# Big Data Platform
## Small files and MapReduce

**By:**  

Eyal Michaeli, 207380528
Tzach Larboni, 302673355

<br><br>

#### Abstract: <br>
In the following notebook we will implement the Consolidated Batch Files solution to the small files problem of MapReduce. We chose to implement a slight modification of the word-counter implementation of MapReduce, in which we will count the number of appearances of each first name in the origin files. <br>
First, we will generate multiple small files and run MapReduce on them while timing the run. Later, we will implement a consolidation function and run the same MapReduce code on the consolidated files while timing it as well. <br>
Our implementation shows that the proposed solution indeed makes MapReduce more efficient and thus resolves the small files problem. For further discussion of the solution, please see the relevant section in the attached paper.

**Imports**

In [1]:
import os
import random
import warnings
import concurrent
import sqlite3
import traceback
import shutil
import time
from pathlib import Path
from typing import List

# ml
import numpy as np
import pandas as pd

**Hide Warnings**

In [2]:

warnings.filterwarnings('ignore')

**Disable Autoscrolling**

In [3]:
%%javascript
IPython.OutputArea.prototype._should_scroll = function(lines) {
    return false;
}

<IPython.core.display.Javascript object>

**Set Random Seed**

In [53]:
random.seed(123)

## Implementation

In [54]:
# insert your path here:
my_path = "/Users/eyalmichaeli/Desktop/School/Master's/IDC_masters/BigDataPlatforms/Final Project - MapReduce/output" 
# "/Users/mymac/IDC_masters/big_data_platforms_ex2"

path = Path(my_path)

In [55]:
firstname = ['John', 'Dana', 'Scott', 'Marc', 'Steven', 'Michael', 'Albert', 'Johanna']
city = ['NewYork', 'Haifa', 'Munchen', 'London', 'PaloAlto', 'TelAviv', 'Kiel', 'Hamburg']
secondname = ['Lennon', 'McCartney', 'Starr', 'Harrison', 'Ono', 'Sutcliffe', 'Epstein', 'Preston']

def create_csvs(number_of_csvs: int, rows_per_csv) -> None:
    """
    Creates <number_of_csvs> csv files, with the firstname, city, secondname defined above 
    """
    csvs_path = path / "csvs"
    csvs_path.mkdir(parents=True, exist_ok=True)
    csv_paths = list()
    for i in range(0, number_of_csvs):
        temp_df = pd.DataFrame({"firstname": np.random.choice(firstname, rows_per_csv),
                                "secondname": np.random.choice(secondname, rows_per_csv),
                                "city": np.random.choice(city, rows_per_csv),
                                })

        csv_path = str(csvs_path / f"myCSV{i+1}.csv")   
        csv_paths.append(csv_path)                  
        temp_df.to_csv(csv_path, index=False)

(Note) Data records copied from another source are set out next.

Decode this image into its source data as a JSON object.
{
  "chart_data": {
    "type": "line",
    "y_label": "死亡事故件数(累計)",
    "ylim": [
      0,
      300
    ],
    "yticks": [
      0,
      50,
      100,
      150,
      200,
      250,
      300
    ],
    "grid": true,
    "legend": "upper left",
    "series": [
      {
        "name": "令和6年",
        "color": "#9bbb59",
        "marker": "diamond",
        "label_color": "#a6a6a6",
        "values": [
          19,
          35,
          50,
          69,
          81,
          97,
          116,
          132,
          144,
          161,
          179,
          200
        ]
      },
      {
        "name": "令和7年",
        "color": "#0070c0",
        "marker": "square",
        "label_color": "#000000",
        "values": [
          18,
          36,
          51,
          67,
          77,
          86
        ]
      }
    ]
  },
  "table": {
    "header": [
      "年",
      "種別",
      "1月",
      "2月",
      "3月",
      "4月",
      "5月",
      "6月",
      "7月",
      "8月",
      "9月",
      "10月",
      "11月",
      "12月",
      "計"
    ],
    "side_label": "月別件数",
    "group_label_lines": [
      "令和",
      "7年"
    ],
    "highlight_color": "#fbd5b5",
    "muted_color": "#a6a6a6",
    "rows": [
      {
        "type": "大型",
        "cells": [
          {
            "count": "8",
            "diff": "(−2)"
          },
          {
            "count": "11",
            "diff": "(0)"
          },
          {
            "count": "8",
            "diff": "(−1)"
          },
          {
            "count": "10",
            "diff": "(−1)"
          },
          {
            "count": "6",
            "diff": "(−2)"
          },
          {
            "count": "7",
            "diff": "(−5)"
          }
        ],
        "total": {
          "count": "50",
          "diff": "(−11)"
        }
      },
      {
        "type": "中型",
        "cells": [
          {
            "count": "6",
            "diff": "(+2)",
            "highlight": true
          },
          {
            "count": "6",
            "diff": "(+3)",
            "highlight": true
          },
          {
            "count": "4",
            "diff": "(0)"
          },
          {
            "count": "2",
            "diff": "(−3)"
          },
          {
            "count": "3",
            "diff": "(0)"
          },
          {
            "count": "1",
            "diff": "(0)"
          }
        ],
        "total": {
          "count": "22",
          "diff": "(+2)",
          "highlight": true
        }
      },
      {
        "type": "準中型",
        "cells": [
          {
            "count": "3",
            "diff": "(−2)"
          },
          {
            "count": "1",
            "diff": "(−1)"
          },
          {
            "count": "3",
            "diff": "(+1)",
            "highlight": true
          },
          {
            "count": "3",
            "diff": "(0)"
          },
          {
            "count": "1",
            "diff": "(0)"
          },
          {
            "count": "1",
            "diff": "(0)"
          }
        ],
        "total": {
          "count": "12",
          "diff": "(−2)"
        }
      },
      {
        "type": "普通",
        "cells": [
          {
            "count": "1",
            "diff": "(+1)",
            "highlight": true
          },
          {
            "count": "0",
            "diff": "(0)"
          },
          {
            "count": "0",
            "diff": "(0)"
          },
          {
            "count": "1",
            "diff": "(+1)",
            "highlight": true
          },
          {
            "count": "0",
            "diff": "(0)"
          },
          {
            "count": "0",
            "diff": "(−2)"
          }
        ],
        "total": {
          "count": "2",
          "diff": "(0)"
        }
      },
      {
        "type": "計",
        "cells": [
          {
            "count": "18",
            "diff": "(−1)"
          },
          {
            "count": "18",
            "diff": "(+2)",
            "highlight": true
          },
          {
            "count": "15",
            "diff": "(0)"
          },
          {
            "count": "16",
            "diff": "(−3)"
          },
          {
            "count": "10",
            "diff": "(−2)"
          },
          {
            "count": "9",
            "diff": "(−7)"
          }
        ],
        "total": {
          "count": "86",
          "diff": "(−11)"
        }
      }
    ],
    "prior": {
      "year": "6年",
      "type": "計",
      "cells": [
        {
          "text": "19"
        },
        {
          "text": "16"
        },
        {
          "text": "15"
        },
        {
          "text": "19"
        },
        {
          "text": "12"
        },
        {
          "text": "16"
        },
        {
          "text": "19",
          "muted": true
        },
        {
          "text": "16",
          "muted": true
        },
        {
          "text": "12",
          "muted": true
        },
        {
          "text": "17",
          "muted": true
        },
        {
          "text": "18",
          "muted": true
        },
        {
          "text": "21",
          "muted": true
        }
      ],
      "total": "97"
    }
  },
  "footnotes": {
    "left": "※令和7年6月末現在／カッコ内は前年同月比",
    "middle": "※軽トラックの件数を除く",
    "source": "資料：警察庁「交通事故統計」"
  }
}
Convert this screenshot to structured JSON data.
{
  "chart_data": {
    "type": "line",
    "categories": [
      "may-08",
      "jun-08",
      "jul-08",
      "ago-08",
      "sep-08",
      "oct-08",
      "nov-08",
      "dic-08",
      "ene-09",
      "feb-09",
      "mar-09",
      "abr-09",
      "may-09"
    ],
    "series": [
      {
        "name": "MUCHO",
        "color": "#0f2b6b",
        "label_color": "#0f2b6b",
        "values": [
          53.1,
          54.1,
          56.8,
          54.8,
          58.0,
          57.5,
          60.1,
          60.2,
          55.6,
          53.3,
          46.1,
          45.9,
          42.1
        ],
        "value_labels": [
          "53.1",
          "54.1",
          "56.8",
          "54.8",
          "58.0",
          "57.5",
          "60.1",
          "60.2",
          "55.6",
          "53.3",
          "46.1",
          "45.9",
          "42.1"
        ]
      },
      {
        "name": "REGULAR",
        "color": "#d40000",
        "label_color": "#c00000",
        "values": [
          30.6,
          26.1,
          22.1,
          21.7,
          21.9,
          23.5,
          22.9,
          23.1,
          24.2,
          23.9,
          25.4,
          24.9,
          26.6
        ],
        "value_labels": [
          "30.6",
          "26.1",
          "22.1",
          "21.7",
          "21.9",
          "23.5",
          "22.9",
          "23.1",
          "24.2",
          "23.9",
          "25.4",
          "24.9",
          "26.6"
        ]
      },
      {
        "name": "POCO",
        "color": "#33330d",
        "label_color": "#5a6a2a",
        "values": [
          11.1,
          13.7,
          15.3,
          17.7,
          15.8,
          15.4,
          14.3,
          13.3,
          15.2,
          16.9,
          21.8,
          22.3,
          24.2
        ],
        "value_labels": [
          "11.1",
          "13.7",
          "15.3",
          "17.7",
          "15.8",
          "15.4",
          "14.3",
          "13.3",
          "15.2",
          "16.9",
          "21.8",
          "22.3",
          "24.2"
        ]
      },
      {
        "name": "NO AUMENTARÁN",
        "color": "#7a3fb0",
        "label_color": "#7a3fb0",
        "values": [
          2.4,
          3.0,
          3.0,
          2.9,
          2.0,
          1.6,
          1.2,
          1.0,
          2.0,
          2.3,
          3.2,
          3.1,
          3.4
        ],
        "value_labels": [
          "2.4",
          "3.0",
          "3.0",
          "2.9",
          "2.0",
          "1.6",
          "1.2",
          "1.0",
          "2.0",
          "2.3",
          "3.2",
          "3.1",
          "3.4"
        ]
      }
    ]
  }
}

    print(f"Created {number_of_csvs} CSV files")

    return csv_paths

Use python to Create `mapreducetemp` and `mapreducefinal` folders

In [56]:
mapreducetemp_folder = path / "mapreducetemp"
mapreducetemp_folder.mkdir(parents=True, exist_ok=True)

mapreducefinal_folder = path / "mapreducefinal"
mapreducefinal_folder.mkdir(parents=True, exist_ok=True)

print("Created folders")

Created folders


<br><br><br>
## MapReduceEngine

The following Python code creates an SQLite database with the following table

`TableName: temp_results`   
`schema: (key:TEXT, value:TEXT)`

In [57]:
# Creates the database "temp_results.db", then closes it.
def create_db(db_path):
    conn = None
    cursor = None
    try:
        conn = sqlite3.connect(db_path)
        cursor = conn.cursor()
        cursor.execute("CREATE TABLE IF NOT EXISTS temp_results (key, value);")

    except Exception:
        traceback.print_exc()

    finally:
        print(f"Created a Database, in the following path: {db_path}")
        cursor.close()
        if conn:
            conn.close()


create_db(str(path / "temp_results.db"))


Created a Data Base, in path: /Users/eyalmichaeli/Desktop/School/Master's/IDC_masters/BigDataPlatforms/Final Project - MapReduce/output/temp_results.db


1. **Explanation about the following Python Class and its method:** The class is `MapReduceEngine` and the method is `def execute(input_data, map_function, reduce_function)` such that:
    - `input_data`: is an array of elements
    - `map_function`: is a pointer to the Python function that returns a list where each entry of the form (key,value) 
    - `reduce_function`: is pointer to the Python function that returns a list where each entry of the form (key,value)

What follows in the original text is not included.